Gina’s neighbours Gloria and John Bennett, in their 70s, have also been affected.
“I used to go on my morning walk around our place but not anymore, I’m too scared,” Gloria said.
“I see their droppings everywhere and we’ve got a lot of long grass around. I have to go out and switch our water pump on and I’m nervous to even do that. I don’t want to feel like a prisoner in my own home.”
Gina said that an officer from the Gaming Council of NSW visited her following the initial attack two years ago and laid some traps and a spokesman for the Gaming Council expressed concern at the fresh reports when contacted last week.

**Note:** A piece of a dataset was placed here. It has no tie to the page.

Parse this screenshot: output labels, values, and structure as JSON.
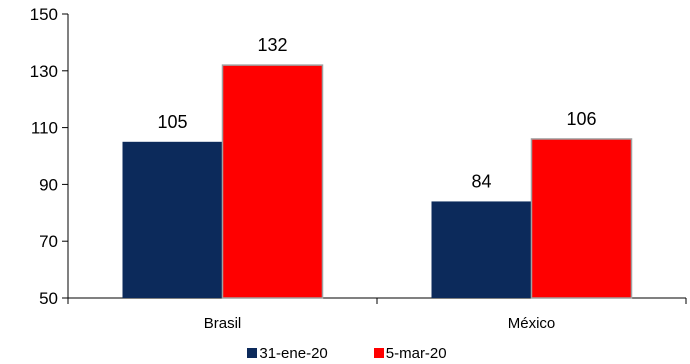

“Game Council NSW was extremely concerned to hear about this incident, and has immediately referred it to the responsible authorities for further action,” the spokesman said. “The principal authority in this situation, as it involves a private property, is the local Livestock Health and Pest Authority (LHPA). However, as the property also borders a National Park, Game Council has also alerted the land manager, Office of Environment and Heritage.” Ranger for the LHPA Mid Coast region Laurie Mullen visited Gina on Monday to look at her options. “This is breeding season for wild dogs and that can make them quite aggressive,” Laurie said. “We’re getting towards the end of that season now and we’re looking at a group baiting program.” The baiting program will require the blessing of several adjoining land holders. “I can see up to 25 neighbours in that area that would need to be notified and give permission before we can lay out baits, but once we’ve gone through those processes we can go ahead with the program to tackle what can be a serious problem.” Area Manager for the Great Lakes National Parks and Wildlife Service (NPWS), Stephen Smith was unaware of any attacks but said NPWS would happily participate in a cooperative program to address the issue “This is the first we’ve heard of any attacks, but it is a concern. We are basically in the same position as private landowners when it comes to feral animals and would happily participate with other landholders in any cooperative effort to tackle this problem.” Gina was more at ease following the visit and hopes that the problem can be tackled quickly. “I just don’t want to see a situation where we are mourning the loss of a child because the problem couldn’t be fixed.”